As for the danger Luzin himself faces in returning to Russia, he says, “I’m not an idiot.” He recognizes that authorities have come for him before and could do so again, though he hopes that they won’t. “I calm myself with the thought that it’s not in law enforcement’s interests to come after me because […] it will draw attention and interest to my appeal.”
Still, he admits that high-profile arrests of opposition figures like Ilya Yashin and Alexey Gorinov are on his mind. He’s tried in the appeal to Putin to use language that can’t be construed as “disinformation” about Russia’s military.
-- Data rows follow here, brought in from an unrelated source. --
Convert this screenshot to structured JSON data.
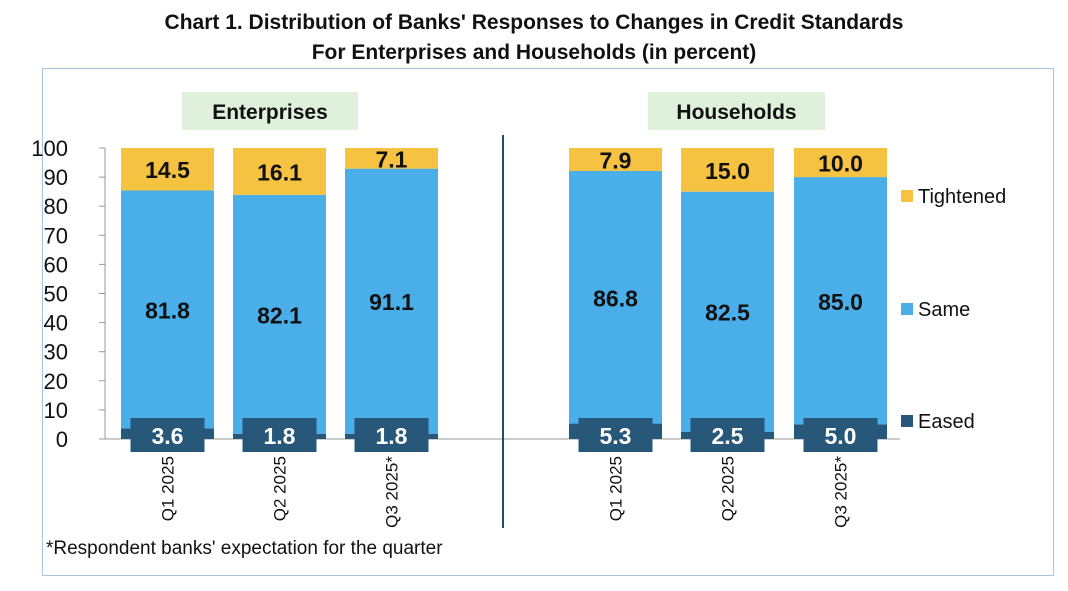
{
  "title_line1": "Chart 1. Distribution of Banks' Responses to Changes in Credit Standards",
  "title_line2": "For Enterprises and Households (in percent)",
  "footnote": "*Respondent banks' expectation for the quarter",
  "colors": {
    "eased": "#27587a",
    "same": "#4aaee9",
    "tightened": "#f5c242",
    "panel_bg": "#dff1da",
    "frame": "#a9c4de",
    "divider": "#1f4e5a"
  },
  "chart_data": {
    "type": "bar",
    "stacked": true,
    "y_ticks": [
      "0",
      "10",
      "20",
      "30",
      "40",
      "50",
      "60",
      "70",
      "80",
      "90",
      "100"
    ],
    "ylim": [
      0,
      100
    ],
    "legend": [
      "Tightened",
      "Same",
      "Eased"
    ],
    "legend_position": "right",
    "panels": [
      {
        "label": "Enterprises",
        "categories": [
          "Q1 2025",
          "Q2 2025",
          "Q3 2025*"
        ],
        "series": [
          {
            "name": "Eased",
            "values": [
              3.6,
              1.8,
              1.8
            ],
            "labels": [
              "3.6",
              "1.8",
              "1.8"
            ]
          },
          {
            "name": "Same",
            "values": [
              81.8,
              82.1,
              91.1
            ],
            "labels": [
              "81.8",
              "82.1",
              "91.1"
            ]
          },
          {
            "name": "Tightened",
            "values": [
              14.5,
              16.1,
              7.1
            ],
            "labels": [
              "14.5",
              "16.1",
              "7.1"
            ]
          }
        ]
      },
      {
        "label": "Households",
        "categories": [
          "Q1 2025",
          "Q2 2025",
          "Q3 2025*"
        ],
        "series": [
          {
            "name": "Eased",
            "values": [
              5.3,
              2.5,
              5.0
            ],
            "labels": [
              "5.3",
              "2.5",
              "5.0"
            ]
          },
          {
            "name": "Same",
            "values": [
              86.8,
              82.5,
              85.0
            ],
            "labels": [
              "86.8",
              "82.5",
              "85.0"
            ]
          },
          {
            "name": "Tightened",
            "values": [
              7.9,
              15.0,
              10.0
            ],
            "labels": [
              "7.9",
              "15.0",
              "10.0"
            ]
          }
        ]
      }
    ]
  }
}
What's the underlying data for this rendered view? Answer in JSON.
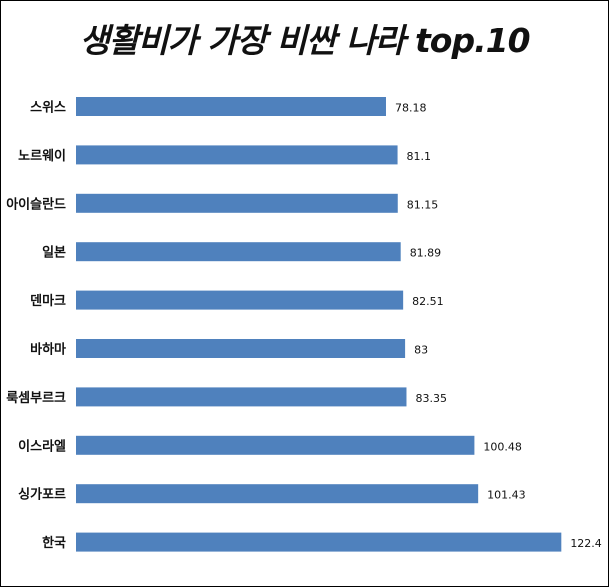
{
  "chart_data": {
    "type": "bar",
    "orientation": "horizontal",
    "title": "생활비가 가장 비싼 나라 top.10",
    "categories": [
      "스위스",
      "노르웨이",
      "아이슬란드",
      "일본",
      "덴마크",
      "바하마",
      "룩셈부르크",
      "이스라엘",
      "싱가포르",
      "한국"
    ],
    "values": [
      78.18,
      81.1,
      81.15,
      81.89,
      82.51,
      83,
      83.35,
      100.48,
      101.43,
      122.4
    ],
    "value_labels": [
      "78.18",
      "81.1",
      "81.15",
      "81.89",
      "82.51",
      "83",
      "83.35",
      "100.48",
      "101.43",
      "122.4"
    ],
    "bar_color": "#4f81bd",
    "xlim": [
      0,
      150
    ],
    "grid": false,
    "legend": "none"
  }
}
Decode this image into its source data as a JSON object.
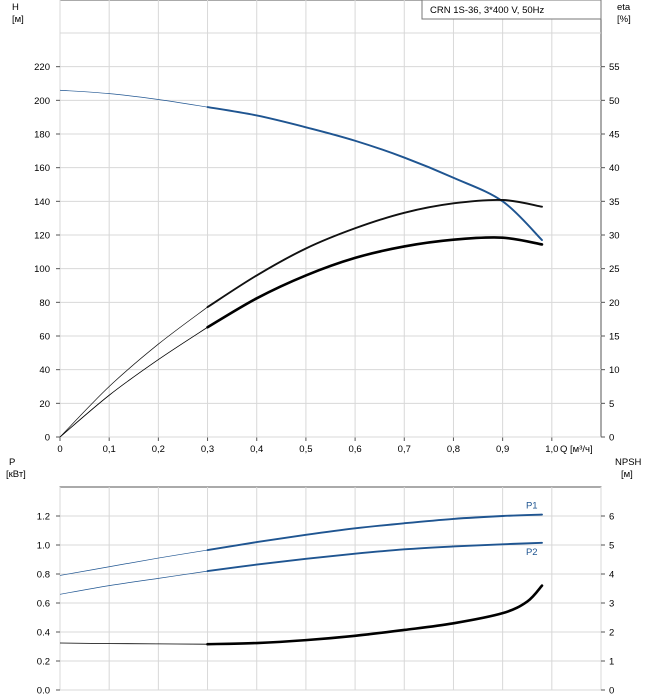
{
  "chart_data": [
    {
      "type": "line",
      "title": "CRN 1S-36, 3*400 V, 50Hz",
      "xlabel": "Q [м³/ч]",
      "ylabel_left_1": "H",
      "ylabel_left_2": "[м]",
      "ylabel_right_1": "eta",
      "ylabel_right_2": "[%]",
      "xlim": [
        0,
        1.1
      ],
      "ylim_left": [
        0,
        240
      ],
      "ylim_right": [
        0,
        60
      ],
      "x_ticks": [
        "0",
        "0,1",
        "0,2",
        "0,3",
        "0,4",
        "0,5",
        "0,6",
        "0,7",
        "0,8",
        "0,9",
        "1,0"
      ],
      "y_ticks_left": [
        "0",
        "20",
        "40",
        "60",
        "80",
        "100",
        "120",
        "140",
        "160",
        "180",
        "200",
        "220"
      ],
      "y_ticks_right": [
        "0",
        "5",
        "10",
        "15",
        "20",
        "25",
        "30",
        "35",
        "40",
        "45",
        "50",
        "55"
      ],
      "grid": true,
      "series": [
        {
          "axis": "left",
          "color": "#1f5591",
          "thin_until_x": 0.3,
          "points": [
            [
              0.0,
              206
            ],
            [
              0.1,
              204
            ],
            [
              0.2,
              200.5
            ],
            [
              0.3,
              196
            ],
            [
              0.4,
              191
            ],
            [
              0.5,
              184
            ],
            [
              0.6,
              176
            ],
            [
              0.7,
              166
            ],
            [
              0.8,
              154
            ],
            [
              0.9,
              140
            ],
            [
              0.98,
              117
            ]
          ]
        },
        {
          "axis": "right",
          "color": "#111111",
          "thin_until_x": 0.3,
          "points": [
            [
              0.0,
              0
            ],
            [
              0.1,
              7.5
            ],
            [
              0.2,
              13.8
            ],
            [
              0.3,
              19.3
            ],
            [
              0.4,
              24
            ],
            [
              0.5,
              28
            ],
            [
              0.6,
              31
            ],
            [
              0.7,
              33.3
            ],
            [
              0.8,
              34.7
            ],
            [
              0.9,
              35.2
            ],
            [
              0.98,
              34.2
            ]
          ]
        },
        {
          "axis": "right",
          "color": "#000000",
          "thin_until_x": 0.3,
          "bold": true,
          "points": [
            [
              0.0,
              0
            ],
            [
              0.1,
              6.2
            ],
            [
              0.2,
              11.5
            ],
            [
              0.3,
              16.3
            ],
            [
              0.4,
              20.6
            ],
            [
              0.5,
              24
            ],
            [
              0.6,
              26.6
            ],
            [
              0.7,
              28.3
            ],
            [
              0.8,
              29.3
            ],
            [
              0.9,
              29.6
            ],
            [
              0.98,
              28.6
            ]
          ]
        }
      ]
    },
    {
      "type": "line",
      "xlim": [
        0,
        1.1
      ],
      "ylabel_left_1": "P",
      "ylabel_left_2": "[кВт]",
      "ylabel_right_1": "NPSH",
      "ylabel_right_2": "[м]",
      "ylim_left": [
        0,
        1.4
      ],
      "ylim_right": [
        0,
        7
      ],
      "y_ticks_left": [
        "0.0",
        "0.2",
        "0.4",
        "0.6",
        "0.8",
        "1.0",
        "1.2"
      ],
      "y_ticks_right": [
        "0",
        "1",
        "2",
        "3",
        "4",
        "5",
        "6"
      ],
      "grid": true,
      "series": [
        {
          "name": "P1",
          "axis": "left",
          "color": "#1f5591",
          "thin_until_x": 0.3,
          "points": [
            [
              0.0,
              0.79
            ],
            [
              0.1,
              0.85
            ],
            [
              0.2,
              0.91
            ],
            [
              0.3,
              0.965
            ],
            [
              0.4,
              1.02
            ],
            [
              0.5,
              1.07
            ],
            [
              0.6,
              1.115
            ],
            [
              0.7,
              1.15
            ],
            [
              0.8,
              1.18
            ],
            [
              0.9,
              1.2
            ],
            [
              0.98,
              1.21
            ]
          ]
        },
        {
          "name": "P2",
          "axis": "left",
          "color": "#1f5591",
          "thin_until_x": 0.3,
          "points": [
            [
              0.0,
              0.66
            ],
            [
              0.1,
              0.72
            ],
            [
              0.2,
              0.77
            ],
            [
              0.3,
              0.82
            ],
            [
              0.4,
              0.865
            ],
            [
              0.5,
              0.905
            ],
            [
              0.6,
              0.94
            ],
            [
              0.7,
              0.97
            ],
            [
              0.8,
              0.99
            ],
            [
              0.9,
              1.005
            ],
            [
              0.98,
              1.015
            ]
          ]
        },
        {
          "axis": "right",
          "color": "#000000",
          "thin_until_x": 0.3,
          "bold": true,
          "points": [
            [
              0.0,
              1.62
            ],
            [
              0.1,
              1.6
            ],
            [
              0.2,
              1.59
            ],
            [
              0.3,
              1.58
            ],
            [
              0.4,
              1.62
            ],
            [
              0.5,
              1.72
            ],
            [
              0.6,
              1.87
            ],
            [
              0.7,
              2.07
            ],
            [
              0.8,
              2.3
            ],
            [
              0.9,
              2.65
            ],
            [
              0.95,
              3.05
            ],
            [
              0.98,
              3.6
            ]
          ]
        }
      ]
    }
  ]
}
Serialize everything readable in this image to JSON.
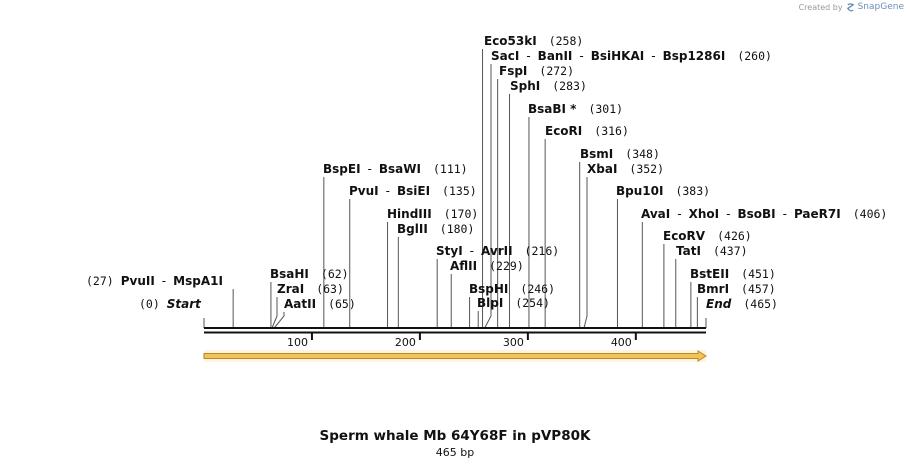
{
  "credit": {
    "prefix": "Created by",
    "brand": "SnapGene",
    "icon": "snapgene-logo-icon"
  },
  "title": "Sperm whale Mb 64Y68F in pVP80K",
  "length_label": "465 bp",
  "sequence_length": 465,
  "ticks": [
    100,
    200,
    300,
    400
  ],
  "feature": {
    "start": 1,
    "end": 465,
    "direction": "forward",
    "color": "#f2c45a"
  },
  "labels": [
    {
      "text": [
        "Eco53kI"
      ],
      "pos": "(258)",
      "site": 258
    },
    {
      "text": [
        "SacI",
        "BanII",
        "BsiHKAI",
        "Bsp1286I"
      ],
      "pos": "(260)",
      "site": 260
    },
    {
      "text": [
        "FspI"
      ],
      "pos": "(272)",
      "site": 272
    },
    {
      "text": [
        "SphI"
      ],
      "pos": "(283)",
      "site": 283
    },
    {
      "text": [
        "BsaBI *"
      ],
      "pos": "(301)",
      "site": 301
    },
    {
      "text": [
        "EcoRI"
      ],
      "pos": "(316)",
      "site": 316
    },
    {
      "text": [
        "BsmI"
      ],
      "pos": "(348)",
      "site": 348
    },
    {
      "text": [
        "XbaI"
      ],
      "pos": "(352)",
      "site": 352
    },
    {
      "text": [
        "BspEI",
        "BsaWI"
      ],
      "pos": "(111)",
      "site": 111
    },
    {
      "text": [
        "PvuI",
        "BsiEI"
      ],
      "pos": "(135)",
      "site": 135
    },
    {
      "text": [
        "Bpu10I"
      ],
      "pos": "(383)",
      "site": 383
    },
    {
      "text": [
        "HindIII"
      ],
      "pos": "(170)",
      "site": 170
    },
    {
      "text": [
        "BglII"
      ],
      "pos": "(180)",
      "site": 180
    },
    {
      "text": [
        "AvaI",
        "XhoI",
        "BsoBI",
        "PaeR7I"
      ],
      "pos": "(406)",
      "site": 406
    },
    {
      "text": [
        "StyI",
        "AvrII"
      ],
      "pos": "(216)",
      "site": 216
    },
    {
      "text": [
        "AflII"
      ],
      "pos": "(229)",
      "site": 229
    },
    {
      "text": [
        "EcoRV"
      ],
      "pos": "(426)",
      "site": 426
    },
    {
      "text": [
        "TatI"
      ],
      "pos": "(437)",
      "site": 437
    },
    {
      "text": [
        "BsaHI"
      ],
      "pos": "(62)",
      "site": 62
    },
    {
      "text": [
        "PvuII",
        "MspA1I"
      ],
      "pos": "(27)",
      "site": 27,
      "pos_first": true
    },
    {
      "text": [
        "ZraI"
      ],
      "pos": "(63)",
      "site": 63
    },
    {
      "text": [
        "BspHI"
      ],
      "pos": "(246)",
      "site": 246
    },
    {
      "text": [
        "AatII"
      ],
      "pos": "(65)",
      "site": 65
    },
    {
      "text": [
        "BlpI"
      ],
      "pos": "(254)",
      "site": 254
    },
    {
      "text": [
        "BstEII"
      ],
      "pos": "(451)",
      "site": 451
    },
    {
      "text": [
        "BmrI"
      ],
      "pos": "(457)",
      "site": 457
    },
    {
      "text": [
        "Start"
      ],
      "pos": "(0)",
      "site": 0,
      "pos_first": true,
      "italic": true
    },
    {
      "text": [
        "End"
      ],
      "pos": "(465)",
      "site": 465,
      "italic": true
    }
  ]
}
He hopes that effort will pay off and that he will avoid criminal charges.
“The appeal uses the phrase, however hard it is to write, ‘SVO’ [‘special military operation’ instead of ‘war’], precisely so that it can’t be the basis for any sanctions against me, or against people who sign the appeal,” says Luzin.
The decision to return has been fraught. Luzin’s loved ones have found his decision to return to Russia painful and have tried to talk him out of it. And he’s well aware of similar initiatives that haven’t achieved the desired results. Activist Lev Ponomaryov’s petition, “Stop the War in Ukraine!” has more than a million signatures, yet the war drags on. But, says Luzin, “that doesn’t mean it’s not working and can’t work.”
He calls his own initiative a “pebble on the scale” but points out that anti-war actions have declined in recent months. “This is not good,” he says. The situation today in Russia and at the front is different than it was at the very beginning of the war, Luzin believes. Regardless, he says, “anti-war pressure from society must continue.”
As to whether he thinks his project will stop the war, Luzin’s answer is a clear “no.” He doubts the letter will even reach Putin personally, but he has a grassroots approach to the issue of anti-war action in Russia: “Will it exert influence alongside some other factors? Some small influence, maybe. Yes, I think so.”
Luzin is planning to mail each signed copy individually and says he hopes to collect so many that the mailing work overwhelms him. He’ll send the letters as he gets them, probably all with the same return address, though the sender’s name will change to reflect each person signing. Luzin is also planning to send a letter in his own name. Last he checked, he told Mediazona, he’d amassed 17 signed letters.
On January 29, the day Luzin arrived back in Kaliningrad, he sent out a call on Telegram for locals to come to a bar where they could sign copies of the letter. It was a last-minute organizing attempt, however, and nobody showed up. At the end of the evening, two officers in uniform came into the bar, looked around, asked the bartender something, and left, after which Luzin also left. The officers were standing in the street, and Luzin says he counted three more in civilian clothes. They’d probably come “to check whether there was some mass event happening,” he guesses.
Luzin isn’t sure why the officers ignored him. Either they didn’t notice him, or “nobody wants me right now,” he told Mediazona, adding, “I hope they don’t figure out where to reach me.”